This past Wednesday afternoon, a young man walked into a Duval county SunTrust and killed everyone inside; four tellers and one customer. The Sun Sentinel called it a mass shooting and while law enforcement agencies have their own definitions of a mass shooting, the massacre is certainly like a mass shooting in this sense: the SunTrust shooter was not trying to rob the bank. He killed because he fantasied about killing, making him no different than the Parkland shooter.
The case naturally has the attention of news media but information is more scarce than usual. Of the five people murdered in the SunTrust shooting, we only know the names of two. This is because two of the victims’ families wanted the names released while the other three did not. Normally, the desires of the family wouldn’t matter, but one of the amendments passed in the 2018 mid-terms changed this. Amendment 6 brought Marsy’s Law – which seen state legislatures across the country – into Florida. The law seeks to broadly protect victims of crime, including keeping their names and information private.

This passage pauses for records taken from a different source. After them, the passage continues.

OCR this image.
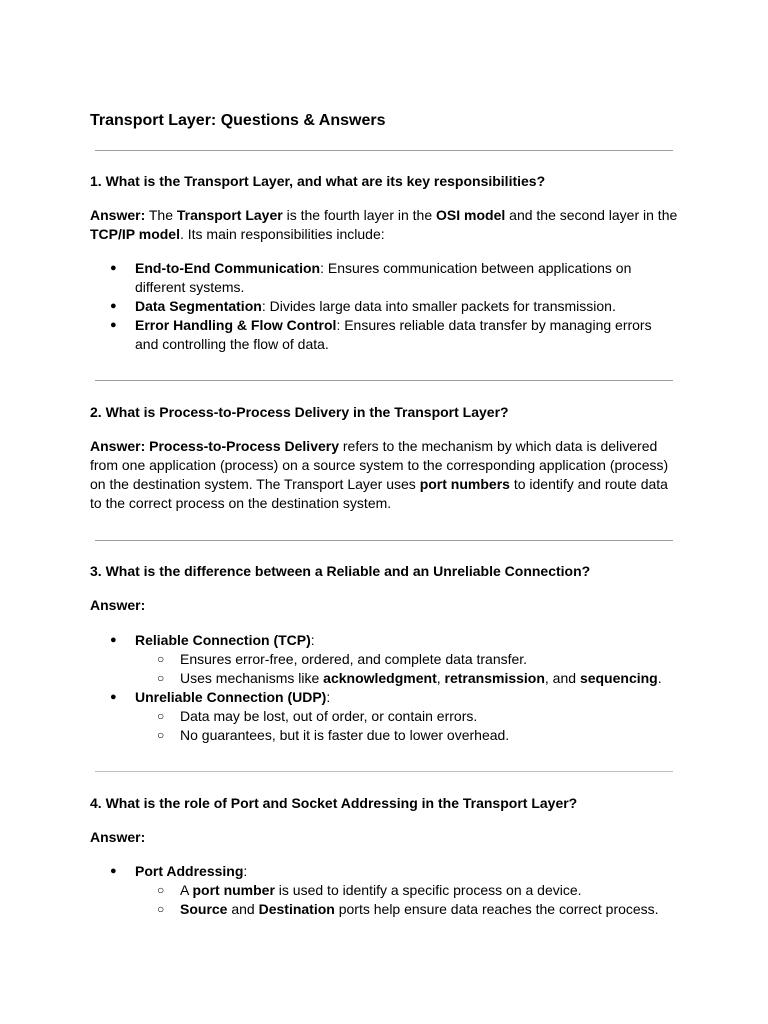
Transport Layer: Questions & Answers
1. What is the Transport Layer, and what are its key responsibilities?
Answer: The Transport Layer is the fourth layer in the OSI model and the second layer in the TCP/IP model. Its main responsibilities include:
● End-to-End Communication: Ensures communication between applications on different systems.
● Data Segmentation: Divides large data into smaller packets for transmission.
● Error Handling & Flow Control: Ensures reliable data transfer by managing errors and controlling the flow of data.
2. What is Process-to-Process Delivery in the Transport Layer?
Answer: Process-to-Process Delivery refers to the mechanism by which data is delivered from one application (process) on a source system to the corresponding application (process) on the destination system. The Transport Layer uses port numbers to identify and route data to the correct process on the destination system.
3. What is the difference between a Reliable and an Unreliable Connection?
Answer:
● Reliable Connection (TCP):
○ Ensures error-free, ordered, and complete data transfer.
○ Uses mechanisms like acknowledgment, retransmission, and sequencing.
● Unreliable Connection (UDP):
○ Data may be lost, out of order, or contain errors.
○ No guarantees, but it is faster due to lower overhead.
4. What is the role of Port and Socket Addressing in the Transport Layer?
Answer:
● Port Addressing:
○ A port number is used to identify a specific process on a device.
○ Source and Destination ports help ensure data reaches the correct process.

The privacy portion of the law caused some controversy when the Tampa Bay Police Department withheld the names of two people found shot and dead in a car not far from Busch Gardens. Tampa Bay Police defended their decision saying that Marsy’s Law keeps them from releasing victim information. However, critics have argued that the department has misunderstood what the law says. More specifically, Pinellas County Sheriff Bob Gualtieri weighed in. He interprets the right to privacy under Marsy’s Law as an “opt-in” system. In other words, families of the victims have to request privacy in order to have their information withheld. Furthermore, he believes that releasing victim information makes for a transparent justice system and helps citizens be informed about crime in their community.
I asked Jennifer Fennell of CoreMessage, one of the main organizations which advocated for Marsy’s Law in Florida, how she and other advocates of the bill interpreted what they had fought for. She wrote me in an email, “Under Marsy’s Law for Florida/Amendment 6, the right to privacy is a fundamental specific right, automatic and not contained in the “opt in” section of rights enumerated. This includes the release of victims’ names to parties other than the defendant/the defense.” She added that privacy was bigger than just wanting be left alone by news media. Privacy also helped keep victims’ location and phone numbers from those who might harass or revictimize them.
This line of reasoning is not new. Ronald Reagan commissioned a task force in the 80s to investigate the plights of violent crime victims. The task force interveiwed over 100 crime victims and described their suffering in narrative detail in the opening to their 1982 final report. The report made 68 recommendations including adding an amendment to the U.S. Constitution specifically for victims of crimes. One of the first recommendations made was to keep the addresses and phone numbers of victims private, arguing that the publicity only heightens fears of reprisal by the violent criminals that attacked them in the first place. “Although this fear cannot be eliminated it can be mitigated by keeping the home addresses and phone numbers of victims and witnesses private,” the report read. “At the outset there is no reason why police or prosecutors should release this information to the news media.” The recommendation didn’t gain much traction over the next two decades.
But now this reasoning is being applied to Florida, creating a new norm for news outlets. It remains to be seen if this law will be change the culture or if it will be just another experiment to die in the sunshine state.